I had gone there too. Years ago. I had just turned five, the minimum age they accepted street kids. But I'd hardly set foot inside or they had already declined. No chakra. No chance of being useful to the village. It had hurt, because back then I had considered the academy my only chance of making something of my life.
But now I thanked them. Because in my desperation I turned to faith. And that saved me. My hand travelled to the small pendant hanging down my neck.
"And become a shinobi?"
I nodded. Yes, that would be the price you would have to be willing to pay.
His face cleared up and a smile formed for the first time since I met him. It seemed like he had made his decision.
"Come, I'll bring you there. It's not too far from here."
We walked, the rain had stopped its downpour, which was nice. We talked while making our way. I asked him questions about his dreams. And he answered in the way all small children did. We reached a small alley way.
It was dark, between two buildings that nearly reached the clouds. "This way." I told him. "You don't have to be scared of the dark, I'm with you." I held out my hand.
He took it.
"What's your name?" I asked him halfway the street. I turned to see his face, there wasn't much to see in the shadow. In my head I mused that to people looking at us, it would be like we were just one of the many shadows. Like we weren't even there. "I'm Yuuto."
"Ozaki." He answered.
"Good." I smiled, Ozaki was a good name. I let go of his hand, freeing mine. It was so terribly sad he would die so young. Never even hitting puberty. But, I had to survive somehow. Water and bread wasn't enough for a growing boy like me.

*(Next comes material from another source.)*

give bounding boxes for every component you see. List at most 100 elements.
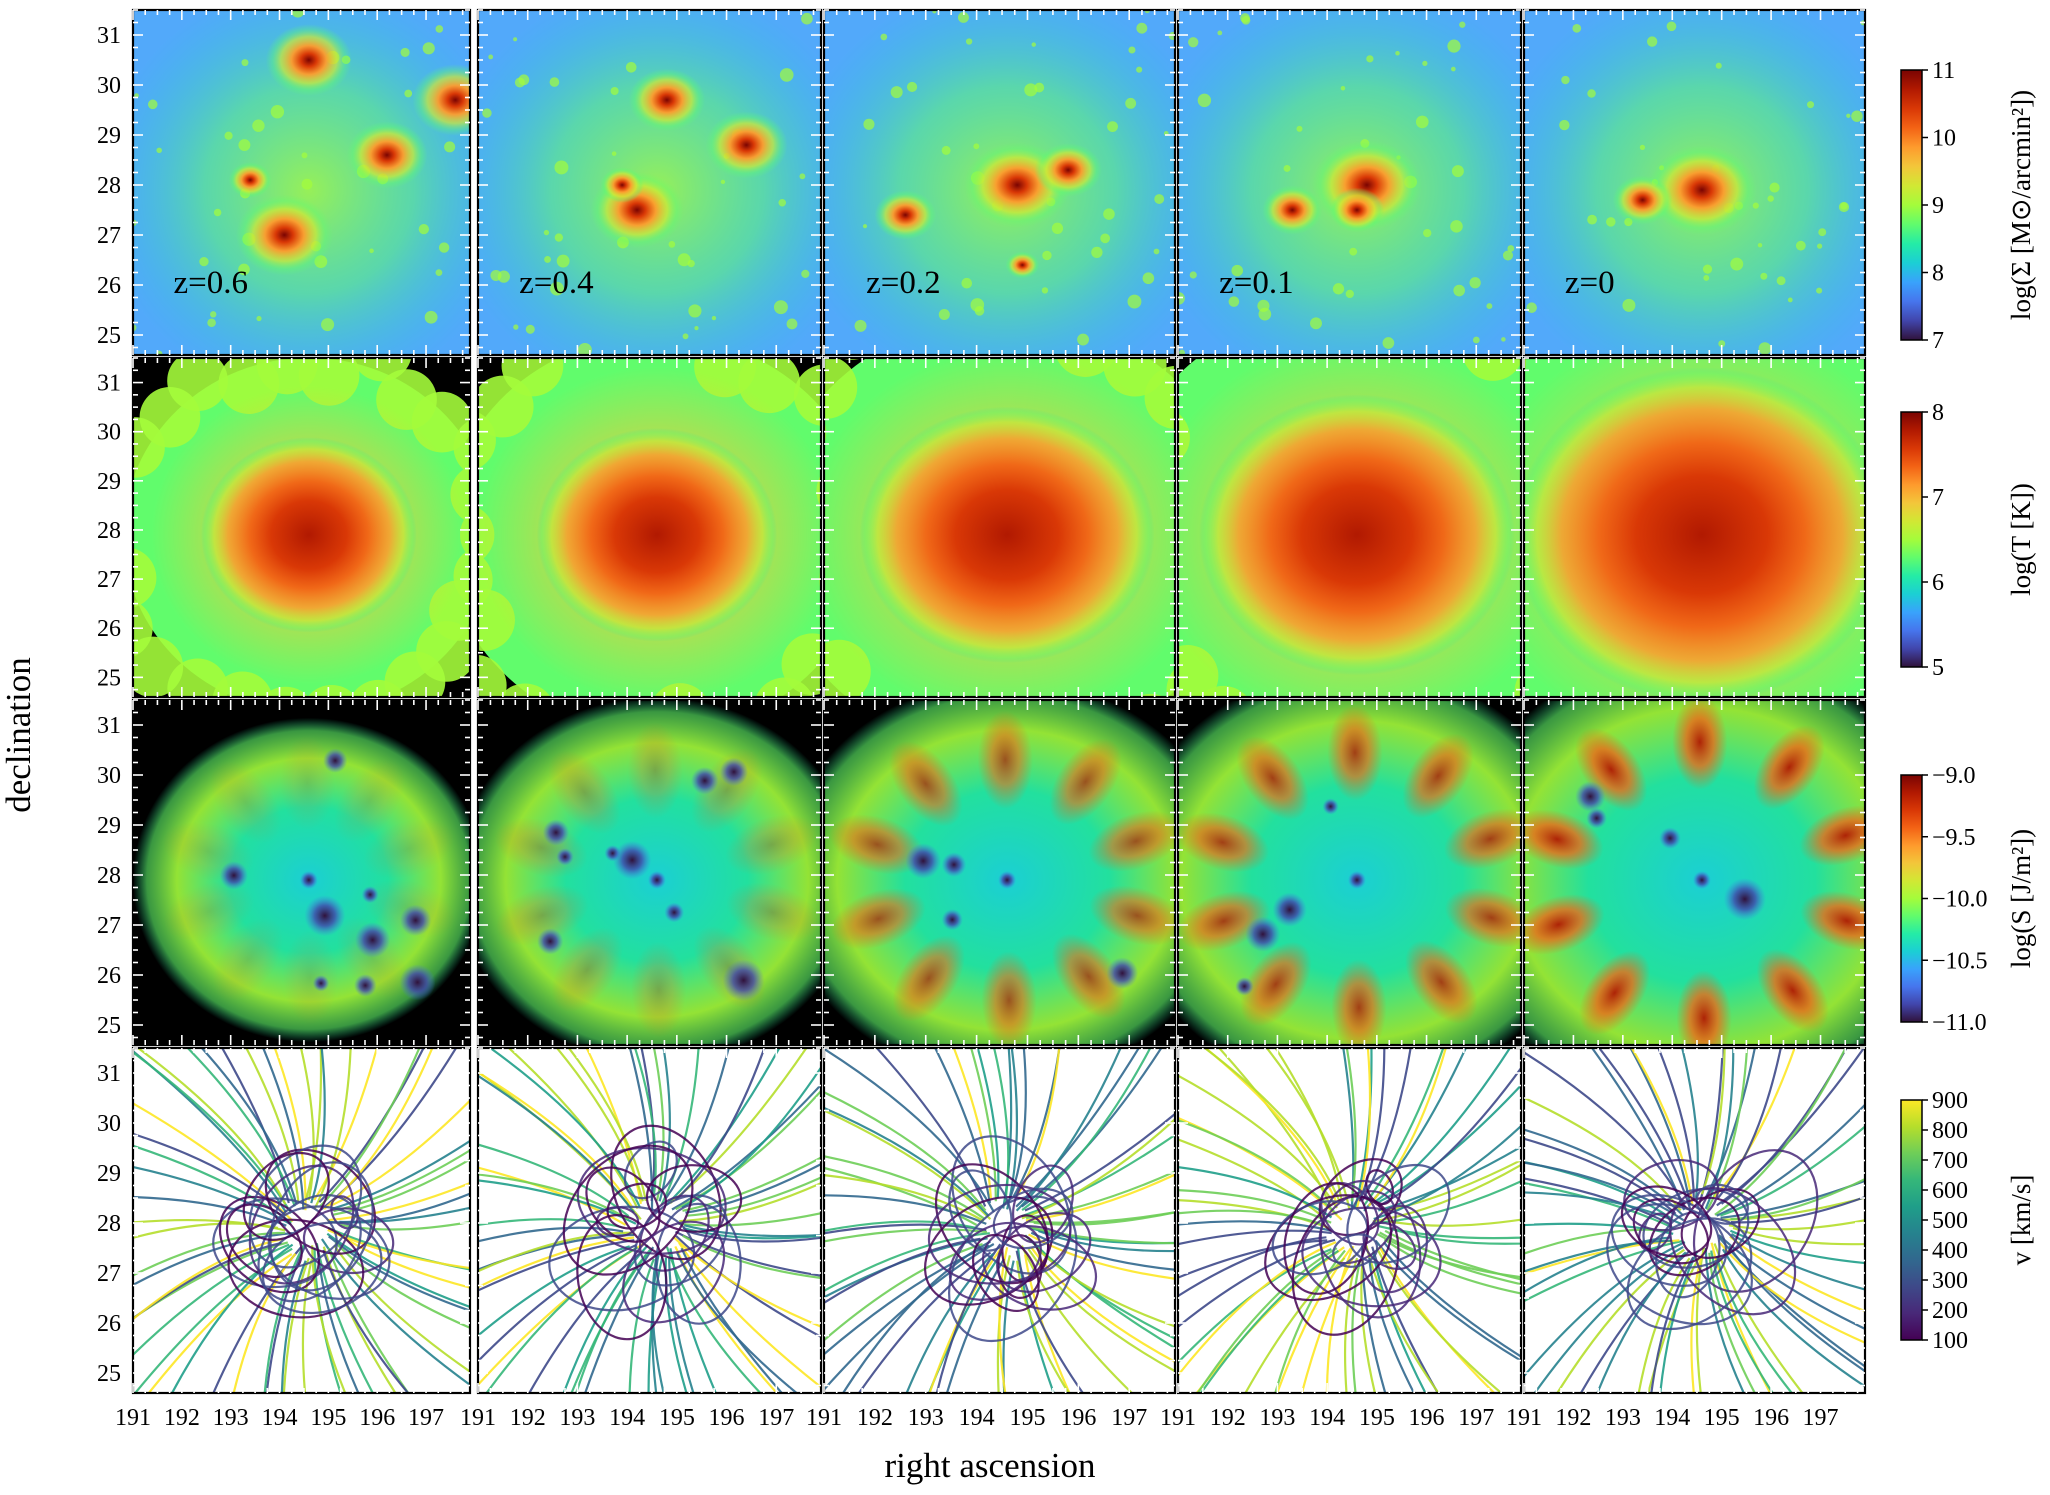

"Do you see this pendant?" I said holding up my necklace. I had made it myself, a circle made out of stolen steel wire. And a triangle made from three nails I'd pulled out of a piece of wood.
Ozaki's eyes peered through the darkness. "It's pretty."
"Thank you. Made it myself." With those words I let my necklace go, and pushed him against the wall behind him. My hand over his mouth.
He reacted, like they all did. Not sure what was happening, but trying to get out of my grip. But my faith had made me strong. And I held him in his place. I told him I took no pleasure in this. It wasn't a lie, not really. A half-truth maybe.
I bit him, my teeth piercing his skin until his warm blood erupted into my mouth. I spit it out, the taste of iron was disgusting. I used my bare foot to draw a circle with his blood. I collected more of his blood in my mouth and spat it on the ground to finish the seal on the ground. All the while my hand over his mouth.
I couldn't have someone overhearing us.
He tried to kick me, bite my hand. And it hurt, it hurt so good.
And then the seal was finished and I felt a rush of power come over me. "Lord Jashin."